L’initiative populaire « Oui à l’interdiction de se dissimuler le visage » a passé l’épaule de justesse, avec une double majorité du peuple et des cantons.
Interdiction de se dissimuler le visage
L’initiative populaire « Oui à l’interdiction de se dissimuler le visage » a été acceptée dimanche par le peuple et les cantons. Les Suisses ont dit « oui » à 51,2% au texte concocté par le Comité d’Egerkingen. La participation a légèrement dépassé les 50%, ce qui est un peu plus que la moyenne de ces dernières années.
Seules quelques dizaines de femmes portent le voile intégral, soit une infime minorité des 400 000 musulmans en Suisse, a rappelé la Conseillère fédérale Karin Keller-Sutter lors de la conférence de presse. Elle a également souligné que la Suisse n’est pas seule avec son interdiction, puisque plusieurs pays en Europe ont déjà interdit le port du voile intégral, tout comme plusieurs nations où l’Islam est religion d’État.
La Conseillère fédérale Karin Keller-Sutter a donc goûté pour la première fois à la défaite en votation populaire, et à double exemplaire avec le « non » à la loi fédérale sur l’identité électronique, qui a été balayée dimanche à près de 65 %.
Le poids des Romands
Comme le souligne Martina Mousson dans une étude pour le compte de gfs.bern, les initiants doivent une fière chandelle aux cantons romands. « L’UDC n’a pas réussi à obtenir des majorités aussi facilement, mais cette fois-ci, il est probable qu’elle a obtenu un soutien au-delà des partis. Le "oui" clair de la Suisse romande s’inscrit également dans cette logique. » Elle n’exclut pas non plus que la France, où une interdiction générale du voile est déjà en vigueur depuis 2011, a pu influencer la partie francophone de la Suisse.
L’UDC n’a pas boudé son plaisir dimanche. « Comme l’a déjà relevé la Cour européenne des droits de l’homme de Strasbourg, l’interdiction de se dissimuler le visage est légale et ne constitue pas une violation des droits humanitaires », a rappelé son président Marco Chiesa.
L’essayiste et fondatrice du Forum pour un islam progressiste, Saïda Keller-Messahli, a de son côté salué le résultat de la votation sur la burqa. « L’interdiction de se couvrir dans les espaces publics a été acceptée à 52 %. Un grand merci à tous ceux qui ont voté OUI dans l’urne ! », a-t-elle déclaré sur Twitter.
Le comité romand « À visage découvert » s’est réjoui de l’acceptation de l’initiative. À ses yeux, le peuple suisse s’est « prononcé pour une civilisation des visages » sans discriminer l’Islam.
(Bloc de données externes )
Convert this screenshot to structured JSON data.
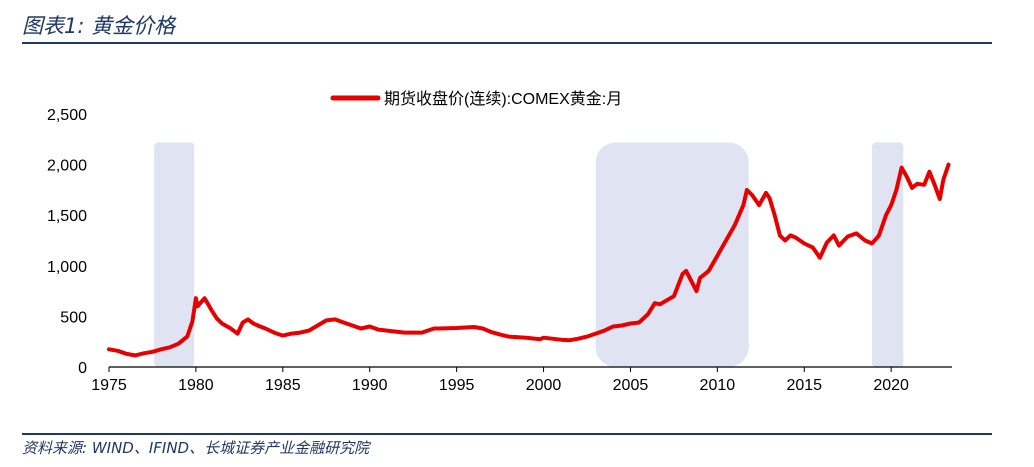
{
  "header": {
    "title": "图表1:  黄金价格"
  },
  "footer": {
    "source": "资料来源: WIND、IFIND、长城证券产业金融研究院"
  },
  "chart_data": {
    "type": "line",
    "title": "",
    "xlabel": "",
    "ylabel": "",
    "xlim": [
      1975,
      2023.5
    ],
    "ylim": [
      0,
      2500
    ],
    "grid": false,
    "legend_position": "top-center",
    "x_ticks": [
      1975,
      1980,
      1985,
      1990,
      1995,
      2000,
      2005,
      2010,
      2015,
      2020
    ],
    "x_tick_labels": [
      "1975",
      "1980",
      "1985",
      "1990",
      "1995",
      "2000",
      "2005",
      "2010",
      "2015",
      "2020"
    ],
    "y_ticks": [
      0,
      500,
      1000,
      1500,
      2000,
      2500
    ],
    "y_tick_labels": [
      "0",
      "500",
      "1,000",
      "1,500",
      "2,000",
      "2,500"
    ],
    "shaded_periods": [
      {
        "start": 1977.6,
        "end": 1979.9
      },
      {
        "start": 2003.0,
        "end": 2011.8
      },
      {
        "start": 2018.9,
        "end": 2020.7
      }
    ],
    "series": [
      {
        "name": "期货收盘价(连续):COMEX黄金:月",
        "color": "#e60000",
        "x": [
          1975.0,
          1975.5,
          1976.0,
          1976.5,
          1977.0,
          1977.5,
          1978.0,
          1978.5,
          1979.0,
          1979.5,
          1979.8,
          1980.0,
          1980.1,
          1980.3,
          1980.5,
          1980.7,
          1980.9,
          1981.2,
          1981.5,
          1982.0,
          1982.4,
          1982.7,
          1983.0,
          1983.3,
          1983.7,
          1984.0,
          1984.5,
          1985.0,
          1985.5,
          1986.0,
          1986.5,
          1987.0,
          1987.5,
          1988.0,
          1988.5,
          1989.0,
          1989.5,
          1990.0,
          1990.5,
          1991.0,
          1992.0,
          1993.0,
          1993.7,
          1994.0,
          1995.0,
          1996.0,
          1996.5,
          1997.0,
          1997.5,
          1998.0,
          1999.0,
          1999.8,
          2000.0,
          2001.0,
          2001.5,
          2002.0,
          2002.5,
          2003.0,
          2003.5,
          2004.0,
          2004.5,
          2005.0,
          2005.5,
          2006.0,
          2006.4,
          2006.7,
          2007.0,
          2007.5,
          2008.0,
          2008.2,
          2008.8,
          2009.0,
          2009.5,
          2010.0,
          2010.5,
          2011.0,
          2011.5,
          2011.7,
          2012.0,
          2012.4,
          2012.8,
          2013.0,
          2013.3,
          2013.6,
          2013.9,
          2014.2,
          2014.5,
          2015.0,
          2015.5,
          2015.9,
          2016.3,
          2016.7,
          2017.0,
          2017.5,
          2018.0,
          2018.5,
          2018.9,
          2019.3,
          2019.7,
          2020.0,
          2020.3,
          2020.6,
          2020.9,
          2021.2,
          2021.5,
          2021.9,
          2022.2,
          2022.5,
          2022.8,
          2023.0,
          2023.2,
          2023.3
        ],
        "y": [
          175,
          160,
          130,
          115,
          135,
          150,
          175,
          195,
          230,
          300,
          450,
          680,
          600,
          640,
          680,
          620,
          560,
          480,
          430,
          380,
          330,
          440,
          470,
          430,
          400,
          380,
          340,
          310,
          330,
          340,
          360,
          410,
          460,
          470,
          440,
          410,
          380,
          400,
          370,
          360,
          340,
          340,
          380,
          380,
          385,
          395,
          380,
          345,
          320,
          300,
          290,
          275,
          290,
          270,
          265,
          280,
          300,
          330,
          360,
          400,
          410,
          430,
          440,
          520,
          630,
          620,
          650,
          700,
          920,
          950,
          750,
          880,
          950,
          1100,
          1250,
          1400,
          1600,
          1750,
          1700,
          1600,
          1720,
          1670,
          1500,
          1300,
          1250,
          1300,
          1280,
          1220,
          1180,
          1080,
          1230,
          1300,
          1200,
          1290,
          1320,
          1250,
          1220,
          1300,
          1500,
          1600,
          1750,
          1970,
          1880,
          1770,
          1810,
          1800,
          1930,
          1800,
          1660,
          1850,
          1950,
          2000
        ]
      }
    ]
  }
}
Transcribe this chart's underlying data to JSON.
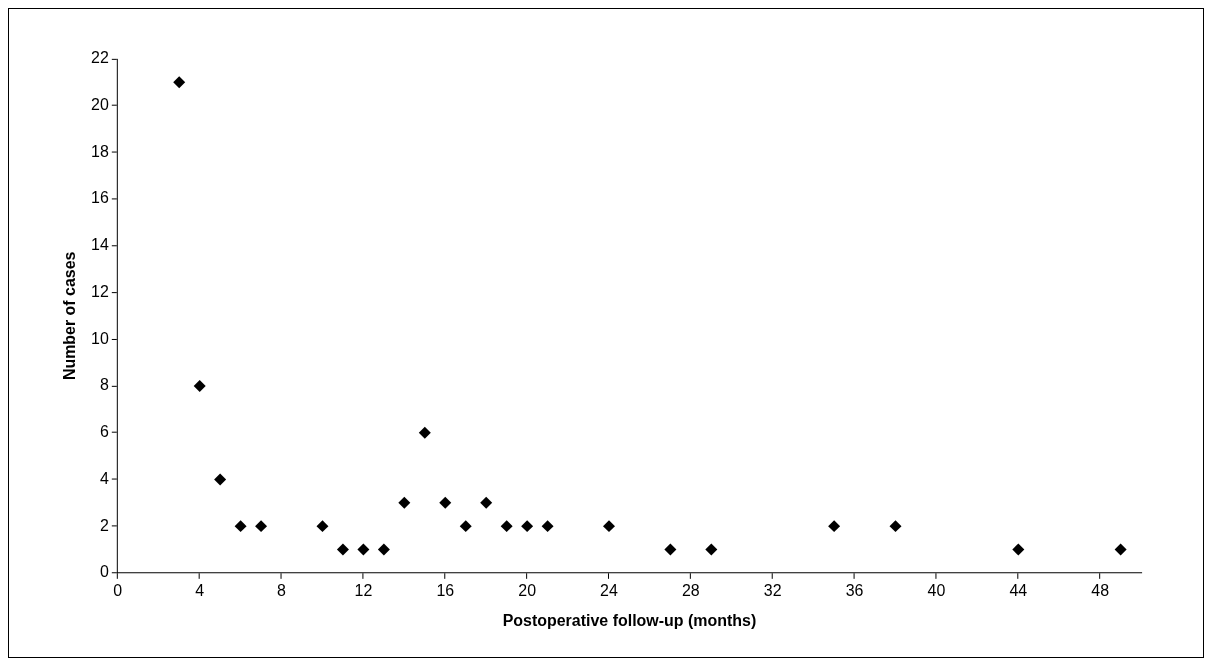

Pour le groupe, « la votation est un choix de société dans laquelle tous – hommes et femmes– assument leur identité et acceptent d’être reconnus dans leurs actes et leurs contacts sociaux », fait-il savoir dans un communiqué.
Le Conseil central islamique suisse (CCIS) a également réagi dans un communiqué publié dimanche. L’association estime que le résultat de la votation « étend encore le principe de l’inégalité juridique et envoie un signal clair d’exclusion à la minorité musulmane ». Le CCIS envisage également de régler les amendes infligées à des femmes musulmanes qui ne respecteront pas la loi. Il se dit prêt à aller jusqu’à la Cour européenne des droits de l’homme à Strasbourg pour soutenir les porteuses du niqab.
Un succès pour le Comité d’Egerkingen
Le Conseil fédéral, qui s’oppose au texte élaboré par le Comité d’Egerkingen, n’a donc pas convaincu avec son contre-projet indirect, soutenu par le Parlement. À titre de rappel, les lieux de culte sont exemptés de cette interdiction. En outre, les masques d’hygiène, les écharpes en hiver ou encore les casques de moto ne sont pas non plus concernés. Les costumes de carnaval y échappent également.
Les premiers sondages sur le sujet donnaient une écrasante majorité au « oui » mais les derniers sondages ont montré un resserrement des intentions de vote. Finalement, les Suisses marquent une nouvelle fois leur méfiance à l’égard de l’islam mais moins qu’en novembre 2009, lorsqu’ils avaient approuvé l’initiative populaire « contre la construction de minarets » à 57,5 %.
La burqa et le niqab sont déjà interdits en Belgique, en France ou encore en Autriche. En Suisse, des cantons ont déjà légiféré, tels Saint-Gall et le Tessin qui ont déjà prohibé le port de vêtements dissimulant le visage. Les autres cantons ont désormais deux ans pour appliquer le résultat de la votation dans leur loi cantonale.